By Ezra
As the nascent call for a Krugman Senate appointment gathers steam, it's worth playing contrarian for a moment and arguing against. What the Democratic party needs is not more folks willing and able to be Senators, we''ve got plenty of cleft-chinned do-gooders happy to take a free Senate-appointment and work diligently to be another smooth cog in the machine. No, what we need are more folks willing and able to effectively project the Democratic message out across an oft-hostile media. Krugman, through his perch at the New York Times, is able to argue the progressive case with neither interruption nor distortion multiple times a week in a paper with huge penetration throughout the rest of the media. That's valuable. As are his frequent appearances in other magazines, books, periodicals, and published venues.
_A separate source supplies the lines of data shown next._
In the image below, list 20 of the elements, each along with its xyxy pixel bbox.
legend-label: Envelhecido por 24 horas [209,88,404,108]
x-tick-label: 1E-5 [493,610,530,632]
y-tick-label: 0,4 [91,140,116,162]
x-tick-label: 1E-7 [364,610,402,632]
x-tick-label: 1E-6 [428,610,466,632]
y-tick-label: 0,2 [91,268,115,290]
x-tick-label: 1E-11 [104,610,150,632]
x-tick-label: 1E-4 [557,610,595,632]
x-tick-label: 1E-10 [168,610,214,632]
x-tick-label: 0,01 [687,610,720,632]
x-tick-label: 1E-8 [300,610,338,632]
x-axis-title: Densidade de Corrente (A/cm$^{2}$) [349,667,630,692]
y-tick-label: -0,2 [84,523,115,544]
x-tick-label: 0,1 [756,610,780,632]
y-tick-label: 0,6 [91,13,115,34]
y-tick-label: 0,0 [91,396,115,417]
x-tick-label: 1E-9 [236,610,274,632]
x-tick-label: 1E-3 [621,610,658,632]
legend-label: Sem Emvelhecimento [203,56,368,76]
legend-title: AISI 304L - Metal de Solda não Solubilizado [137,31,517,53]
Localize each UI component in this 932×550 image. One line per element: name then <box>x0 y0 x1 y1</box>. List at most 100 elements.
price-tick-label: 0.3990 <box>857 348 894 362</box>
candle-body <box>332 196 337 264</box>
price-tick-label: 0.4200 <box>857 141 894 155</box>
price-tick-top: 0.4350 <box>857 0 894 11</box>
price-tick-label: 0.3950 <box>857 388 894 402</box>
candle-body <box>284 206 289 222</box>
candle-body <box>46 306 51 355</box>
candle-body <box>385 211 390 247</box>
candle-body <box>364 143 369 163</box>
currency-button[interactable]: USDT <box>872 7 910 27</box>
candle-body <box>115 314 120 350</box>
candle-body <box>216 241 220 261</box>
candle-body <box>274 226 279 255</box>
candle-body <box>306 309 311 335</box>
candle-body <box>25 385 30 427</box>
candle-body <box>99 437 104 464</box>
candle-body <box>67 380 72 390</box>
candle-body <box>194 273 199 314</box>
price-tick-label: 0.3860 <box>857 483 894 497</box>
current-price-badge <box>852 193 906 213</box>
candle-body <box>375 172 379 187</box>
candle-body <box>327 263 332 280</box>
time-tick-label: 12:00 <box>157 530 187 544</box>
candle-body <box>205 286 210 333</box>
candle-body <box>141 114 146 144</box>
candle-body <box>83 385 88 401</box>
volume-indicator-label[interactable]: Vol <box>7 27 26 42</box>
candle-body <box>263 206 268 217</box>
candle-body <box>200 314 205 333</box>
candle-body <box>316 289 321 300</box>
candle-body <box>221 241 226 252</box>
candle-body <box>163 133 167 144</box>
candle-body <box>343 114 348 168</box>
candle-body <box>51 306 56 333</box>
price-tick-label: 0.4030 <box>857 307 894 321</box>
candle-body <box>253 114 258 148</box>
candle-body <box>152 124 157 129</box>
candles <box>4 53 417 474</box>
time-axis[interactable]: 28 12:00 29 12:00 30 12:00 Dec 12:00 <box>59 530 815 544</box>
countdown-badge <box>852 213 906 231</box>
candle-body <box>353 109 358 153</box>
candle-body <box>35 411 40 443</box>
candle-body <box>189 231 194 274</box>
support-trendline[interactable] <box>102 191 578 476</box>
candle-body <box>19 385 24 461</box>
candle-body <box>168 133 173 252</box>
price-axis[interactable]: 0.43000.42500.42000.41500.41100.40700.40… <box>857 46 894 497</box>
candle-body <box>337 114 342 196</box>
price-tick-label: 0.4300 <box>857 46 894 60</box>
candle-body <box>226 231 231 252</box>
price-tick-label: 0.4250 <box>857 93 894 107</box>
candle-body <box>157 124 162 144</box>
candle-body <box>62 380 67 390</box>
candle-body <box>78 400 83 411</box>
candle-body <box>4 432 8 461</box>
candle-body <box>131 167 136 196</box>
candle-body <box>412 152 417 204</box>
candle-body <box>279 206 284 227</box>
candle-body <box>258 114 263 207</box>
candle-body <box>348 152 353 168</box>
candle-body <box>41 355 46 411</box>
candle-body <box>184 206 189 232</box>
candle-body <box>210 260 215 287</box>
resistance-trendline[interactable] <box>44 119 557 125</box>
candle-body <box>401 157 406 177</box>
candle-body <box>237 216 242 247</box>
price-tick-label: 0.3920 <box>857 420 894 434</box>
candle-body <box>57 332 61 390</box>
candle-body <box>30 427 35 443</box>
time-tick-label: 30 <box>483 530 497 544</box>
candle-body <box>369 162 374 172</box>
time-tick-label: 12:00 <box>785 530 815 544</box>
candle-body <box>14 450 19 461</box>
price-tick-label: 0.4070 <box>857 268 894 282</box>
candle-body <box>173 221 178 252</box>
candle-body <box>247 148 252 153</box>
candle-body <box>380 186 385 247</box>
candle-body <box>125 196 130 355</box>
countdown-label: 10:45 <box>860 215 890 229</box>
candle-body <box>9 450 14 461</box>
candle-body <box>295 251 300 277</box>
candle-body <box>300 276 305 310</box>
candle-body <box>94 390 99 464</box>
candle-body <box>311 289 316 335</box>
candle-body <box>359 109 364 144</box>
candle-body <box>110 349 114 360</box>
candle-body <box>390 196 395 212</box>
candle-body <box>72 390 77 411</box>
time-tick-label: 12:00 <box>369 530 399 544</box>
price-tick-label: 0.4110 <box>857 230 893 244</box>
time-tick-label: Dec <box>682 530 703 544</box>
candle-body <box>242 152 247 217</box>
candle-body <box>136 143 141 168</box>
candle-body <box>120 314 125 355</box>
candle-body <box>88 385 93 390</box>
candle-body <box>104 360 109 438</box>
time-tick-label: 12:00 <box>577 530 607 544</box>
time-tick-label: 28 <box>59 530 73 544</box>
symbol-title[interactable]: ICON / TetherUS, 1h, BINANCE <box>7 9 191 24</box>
On the other hand, Krugman is mediocre as a television personality, which is really the only form of communication open to Senators. Small, fidgety, and high-voiced, his points are unfailingly sound but his sounds are unfailingly too tinny to overwhelm whichever media monster he's pitted against that week. And in the Senate, he'd be able to do no more than any Senator can now. Minority Democrats in the Reid era don't lack for spunk -- see Boxer, Lautenberg, and Schumer for that -- it's the simple fact that they're minority Democrats that holds them back. And Krugman, as part of that, would be just as unable to pass legislation, bring bills to the floor, and ram through amendments. On the other hand, keeping him at the Times where he can continue arguing the Democratic case and making it, week by week, bit by bit, more likely that Democrats return to power -- well, that's not a job many others seem able to do, and having found an eloquent and respected champion, we'd be well-served to keep him.